I called Lesley who thought it was an amazing opportunity and tried to convince me that despite my medical issues, lack of recent practice, and specific preparation of these pieces, that I could do it.  With her positive outlook she also reminded I’d be among friends – the orchestra was Vince Giordano and the Nighthawks whom I knew well and had performed with, notably for the 100th anniversary concert of “Rhapsody in Blue” at Town Hall with Maurice Peress conducting.  He would be the conductor here too.  What to do?

 

My “solution” was to agree to do it under the condition that I could add my own improvisations to the piano cadenzas.
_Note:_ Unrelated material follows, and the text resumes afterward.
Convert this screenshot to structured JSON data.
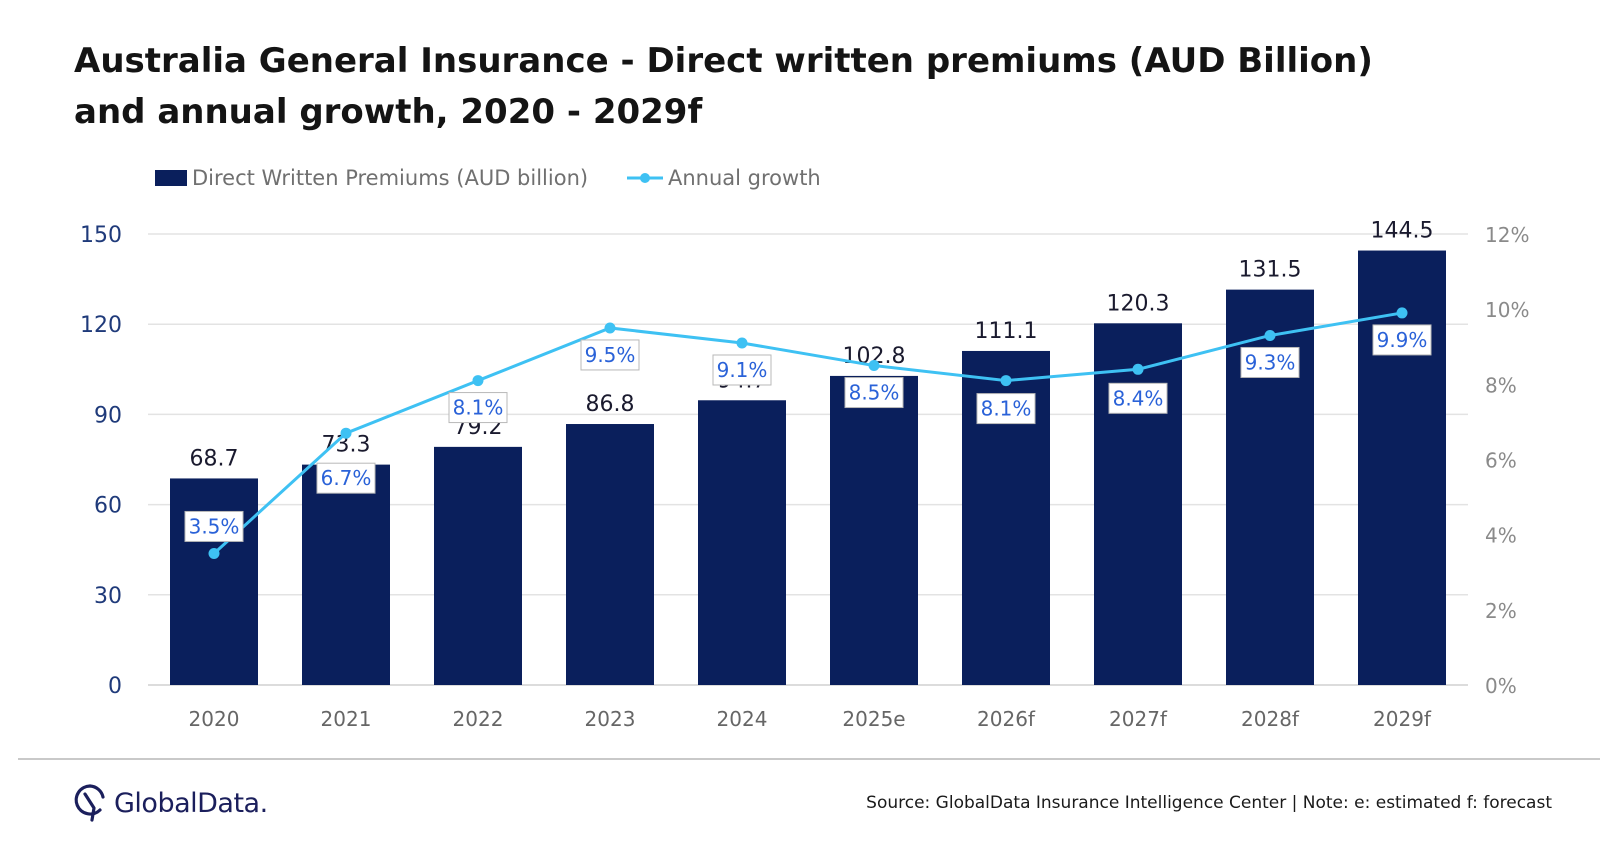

Presenting myself as a jazz pianist in these pieces, not only in styling the written passages but adding additional improvisations, gives me a certain confidence in my performance and also adds comfort in the high pressure world of playing piano concertos.  The only problem was that I knew that Maurice, an expert in American music, strongly preferred to do the pieces as written.  So I called back Hanna, informed her I would play both pieces under the condition that I would add some improvisations in a few spots.  Hanna was thrilled and relieved and said she would convince Maurice to go along with my artistic demand, or should I say vision.  Hanna is a very strong woman and I knew she would have more luck in this than I would.  Sure enough, Maurice reluctantly agreed.

 

The concert went amazingly well.  I was in “the zone,” the written passages came off as if I had been slavishly practicing them for months, (maybe better), and the improvisations had a nice flow too.  As I suspected, a classical critic from the New York Times was there.  Vivien Schweitzer gave me a nice review, noting I seemed “unfazed” by filling in at the last minute and that my playing was “notable both for its flair and languid, sultry expressive gestures.”  Lesley and I gave each other knowing smiles and I said, “As usual, you were right dear…”  Perhaps that should have been the headline in the New York Times.

 

When I walked into physical therapy two days later, Caryl handed me the review and said “I thought you might want a copy.”  Not that I was “busted,” but I told her the whole story and promised that my “time off” would now begin.  While she administered her ultrasound heat treatments and massage, I would talk to her about issues with the music world and how as a free-lance musician taking time off was so difficult – not only from a career/business point of view, but also from missing the daily playing I am so used to and which is so much a part of my being.  I would also tell her about issues with my students.  Having worked with many students at Juilliard and privately, she understood many of the physical and emotional pitfalls students deal with.  I began to realize that this wasn’t just physical therapy, but talk therapy too, and I was grateful that I was now forced to allow space for me to take the time to reflect, reevaluate old habits, and think about new beginnings.

(to be continued)

  1. Knowing much of what was going on Ted, did not prevent me from enjoying another flare you have, story telling and with fine writing skill. I’ll enjoy each installment, especially knowing the outcome so I won’t be up at nights worrying about what’s to come. You just keep getting better anyway!